In MLIR terms, this means:

  • Rewrite patterns like
%q = quant.quantize %f : tensor<...xf32> to tensor<...x!qint>
%y = "mydialect.conv"(%q, %w) : tensor<...x!qint>, tensor<...x!qint> -> tensor<...x!qint>
%z = "mydialect.relu"(%y) : tensor<...x!qint> -> tensor<...x!qint>
%out = quant.dequantize %z : tensor<...x!qint> to tensor<...xf32>

into a single fused op that stays in the quantized domain:

%out = "mydialect.fused_conv_relu"(%f, %w) :
    tensor<...xf32>, tensor<...x!qint> -> tensor<...xf32>
  • Teach vector lowering and target-specific backends to handle quantized types efficiently.
%vA = vector.transfer_read %A_q ... : tensor<...x!qint> to vector<...xi8>
%vB = vector.transfer_read %B_q ... : tensor<...x!qint> to vector<...xi8>
%VAcc = "vector.dot_qi8"(%vA, %vB) : vector<...xi8>, vector<...xi8> -> vector<...xi32>

Again, whether you use actual quant.* dialect types or domain-specific ones, the pattern is

  • Make quantization explicit in types and ops.
  • Enable fusion and vectorization passes to recognize and optimize quantized patterns.
  • Only dequantize when absolutely necessary.

6. Where to put the “q”: design considerations

Zooming out, a plausible high-level storyline for an MLIR-based quantization pipeline could be:

  1. Model Import: Load a floating-point model (e.g., from ONNX, TensorFlow).
  2. Quantization Pass: Analyze the model, decide which tensors/ops to quantize, attach parameters to types, insert quantize/dequantize ops.
  3. Quantized Optimization Passes: Fuse quantized ops, fold unnecessary conversions, vectorize quantized computations.
  4. Structured Lowering: Lower linalg and other high-level ops to quantized kernels, respecting quantization semantics.
  5. Backend Lowering:Final mapping to LLVM or target-specific codegen, leveraging quantized instructions.

7. Design questions to ponder

None of this is set in stone, quantization is a moving target with many open questions:

  • How much should the type system know?
  • Do you always carry scales and zero points in types, or if that is too heavyweight, can you use attributes or side tables?
  • Static vs Dynamic Quantization Parameters
  • Some schemes use fixed scales/zero points, others compute them on-the-fly (e.g., per-batch).
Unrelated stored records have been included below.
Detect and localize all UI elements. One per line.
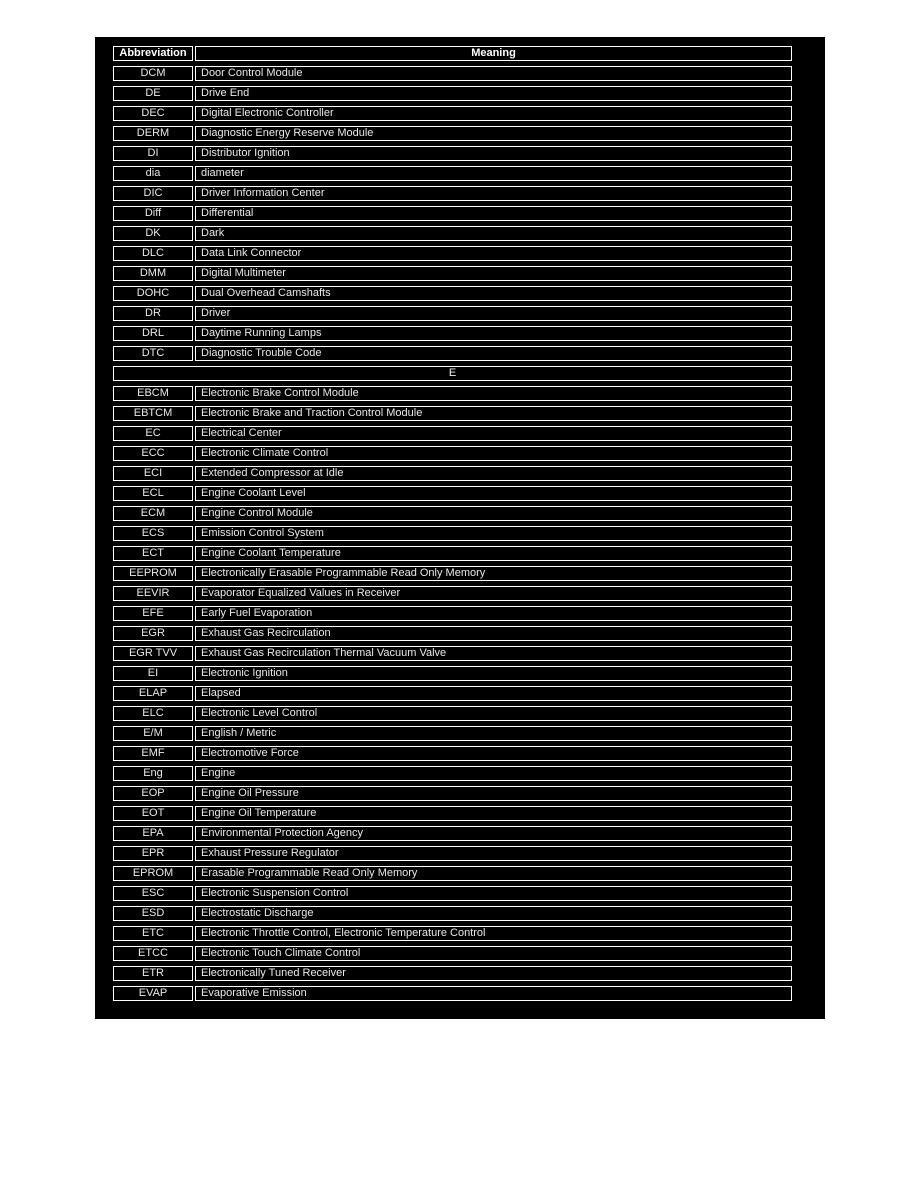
table-row <box>113 86 792 101</box>
document-panel <box>95 37 825 1019</box>
table-row <box>113 546 792 561</box>
abbreviation-cell: ESC <box>113 886 193 901</box>
table-row <box>113 606 792 621</box>
meaning-cell: Early Fuel Evaporation <box>195 606 792 621</box>
meaning-cell: English / Metric <box>195 726 792 741</box>
table-row <box>113 66 792 81</box>
meaning-cell: Diagnostic Energy Reserve Module <box>195 126 792 141</box>
meaning-cell: Erasable Programmable Read Only Memory <box>195 866 792 881</box>
table-row <box>113 866 792 881</box>
table-row <box>113 706 792 721</box>
table-row <box>113 466 792 481</box>
abbreviation-cell: DCM <box>113 66 193 81</box>
table-row <box>113 746 792 761</box>
table-row <box>113 986 792 1001</box>
table-row <box>113 106 792 121</box>
table-row <box>113 646 792 661</box>
meaning-cell: Electronic Brake and Traction Control Module <box>195 406 792 421</box>
meaning-cell: Driver Information Center <box>195 186 792 201</box>
abbreviation-cell: Diff <box>113 206 193 221</box>
table-row <box>113 506 792 521</box>
table-row <box>113 346 792 361</box>
abbreviation-cell: EPR <box>113 846 193 861</box>
table-row <box>113 246 792 261</box>
meaning-cell: Electronic Brake Control Module <box>195 386 792 401</box>
meaning-cell: Electronically Erasable Programmable Read Only Memory <box>195 566 792 581</box>
abbreviation-cell: DMM <box>113 266 193 281</box>
meaning-cell: Engine Coolant Temperature <box>195 546 792 561</box>
abbreviation-cell: DIC <box>113 186 193 201</box>
abbreviation-cell: ELC <box>113 706 193 721</box>
table-row <box>113 626 792 641</box>
table-row <box>113 926 792 941</box>
abbreviation-cell: DE <box>113 86 193 101</box>
abbreviation-cell: dia <box>113 166 193 181</box>
table-row <box>113 886 792 901</box>
abbreviation-cell: E/M <box>113 726 193 741</box>
table-row <box>113 326 792 341</box>
meaning-cell: Electronic Climate Control <box>195 446 792 461</box>
table-row <box>113 686 792 701</box>
meaning-cell: Digital Multimeter <box>195 266 792 281</box>
meaning-cell: Electronically Tuned Receiver <box>195 966 792 981</box>
abbreviation-cell: EOT <box>113 806 193 821</box>
abbreviation-cell: EBTCM <box>113 406 193 421</box>
meaning-cell: Diagnostic Trouble Code <box>195 346 792 361</box>
abbreviation-table <box>113 46 792 1006</box>
abbreviation-cell: DEC <box>113 106 193 121</box>
table-row <box>113 586 792 601</box>
abbreviation-cell: EC <box>113 426 193 441</box>
abbreviation-cell: EGR <box>113 626 193 641</box>
abbreviation-cell: EPA <box>113 826 193 841</box>
meaning-cell: Environmental Protection Agency <box>195 826 792 841</box>
table-row <box>113 166 792 181</box>
abbreviation-cell: Eng <box>113 766 193 781</box>
table-row <box>113 226 792 241</box>
header-abbreviation-label: Abbreviation <box>113 46 193 61</box>
table-row <box>113 206 792 221</box>
meaning-cell: Driver <box>195 306 792 321</box>
table-row <box>113 966 792 981</box>
abbreviation-cell: EGR TVV <box>113 646 193 661</box>
section-separator-row <box>113 366 792 381</box>
abbreviation-cell: DERM <box>113 126 193 141</box>
abbreviation-cell: EBCM <box>113 386 193 401</box>
abbreviation-cell: ECM <box>113 506 193 521</box>
table-row <box>113 786 792 801</box>
meaning-cell: Engine Control Module <box>195 506 792 521</box>
abbreviation-cell: EI <box>113 666 193 681</box>
table-row <box>113 286 792 301</box>
abbreviation-cell: EFE <box>113 606 193 621</box>
meaning-cell: Engine <box>195 766 792 781</box>
table-row <box>113 846 792 861</box>
abbreviation-cell: ETCC <box>113 946 193 961</box>
table-row <box>113 766 792 781</box>
meaning-cell: Data Link Connector <box>195 246 792 261</box>
meaning-cell: Electrical Center <box>195 426 792 441</box>
meaning-cell: Door Control Module <box>195 66 792 81</box>
table-row <box>113 906 792 921</box>
abbreviation-cell: ECI <box>113 466 193 481</box>
table-row <box>113 266 792 281</box>
abbreviation-cell: ECS <box>113 526 193 541</box>
table-row <box>113 946 792 961</box>
abbreviation-cell: DI <box>113 146 193 161</box>
table-row <box>113 146 792 161</box>
meaning-cell: Differential <box>195 206 792 221</box>
meaning-cell: Electrostatic Discharge <box>195 906 792 921</box>
table-row <box>113 446 792 461</box>
table-row <box>113 806 792 821</box>
table-row <box>113 526 792 541</box>
meaning-cell: Engine Oil Pressure <box>195 786 792 801</box>
abbreviation-cell: ELAP <box>113 686 193 701</box>
abbreviation-cell: DTC <box>113 346 193 361</box>
meaning-cell: Engine Oil Temperature <box>195 806 792 821</box>
meaning-cell: Exhaust Gas Recirculation <box>195 626 792 641</box>
abbreviation-cell: ECC <box>113 446 193 461</box>
table-row <box>113 486 792 501</box>
meaning-cell: Electronic Touch Climate Control <box>195 946 792 961</box>
abbreviation-cell: DLC <box>113 246 193 261</box>
abbreviation-cell: ESD <box>113 906 193 921</box>
meaning-cell: Digital Electronic Controller <box>195 106 792 121</box>
abbreviation-cell: DRL <box>113 326 193 341</box>
meaning-cell: Electronic Ignition <box>195 666 792 681</box>
meaning-cell: Elapsed <box>195 686 792 701</box>
meaning-cell: Distributor Ignition <box>195 146 792 161</box>
meaning-cell: diameter <box>195 166 792 181</box>
abbreviation-cell: DOHC <box>113 286 193 301</box>
meaning-cell: Exhaust Gas Recirculation Thermal Vacuum Valve <box>195 646 792 661</box>
meaning-cell: Daytime Running Lamps <box>195 326 792 341</box>
meaning-cell: Extended Compressor at Idle <box>195 466 792 481</box>
table-row <box>113 726 792 741</box>
table-row <box>113 126 792 141</box>
table-row <box>113 406 792 421</box>
abbreviation-cell: EEPROM <box>113 566 193 581</box>
header-meaning-label: Meaning <box>195 46 792 61</box>
meaning-cell: Evaporative Emission <box>195 986 792 1001</box>
section-separator-label: E <box>113 366 792 381</box>
meaning-cell: Electronic Throttle Control, Electronic Temperature Control <box>195 926 792 941</box>
table-row <box>113 426 792 441</box>
meaning-cell: Electromotive Force <box>195 746 792 761</box>
table-body <box>113 66 792 1001</box>
abbreviation-cell: ECL <box>113 486 193 501</box>
abbreviation-cell: EEVIR <box>113 586 193 601</box>
meaning-cell: Evaporator Equalized Values in Receiver <box>195 586 792 601</box>
meaning-cell: Drive End <box>195 86 792 101</box>
meaning-cell: Engine Coolant Level <box>195 486 792 501</box>
abbreviation-cell: DR <box>113 306 193 321</box>
abbreviation-cell: EMF <box>113 746 193 761</box>
table-row <box>113 306 792 321</box>
meaning-cell: Electronic Suspension Control <box>195 886 792 901</box>
table-header-row <box>113 46 792 61</box>
meaning-cell: Electronic Level Control <box>195 706 792 721</box>
abbreviation-cell: EVAP <box>113 986 193 1001</box>
table-row <box>113 566 792 581</box>
table-row <box>113 186 792 201</box>
table-row <box>113 386 792 401</box>
abbreviation-cell: ETR <box>113 966 193 981</box>
abbreviation-cell: EPROM <box>113 866 193 881</box>
meaning-cell: Dual Overhead Camshafts <box>195 286 792 301</box>
table-row <box>113 666 792 681</box>
abbreviation-cell: EOP <box>113 786 193 801</box>
abbreviation-cell: DK <box>113 226 193 241</box>
table-row <box>113 826 792 841</box>
meaning-cell: Exhaust Pressure Regulator <box>195 846 792 861</box>
meaning-cell: Dark <box>195 226 792 241</box>
abbreviation-cell: ETC <box>113 926 193 941</box>
abbreviation-cell: ECT <box>113 546 193 561</box>
meaning-cell: Emission Control System <box>195 526 792 541</box>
How to represent this in types/ops?
  • Interplay with mixed precision
  • Where do fp16/bfloat16 mixed precision and quantization interact?
  • Verification and correctness How to ensure that quantized computations respect numerical properties (e.g., range, overflow)?

These are exciting questions for compiler and MLIR designers to explore.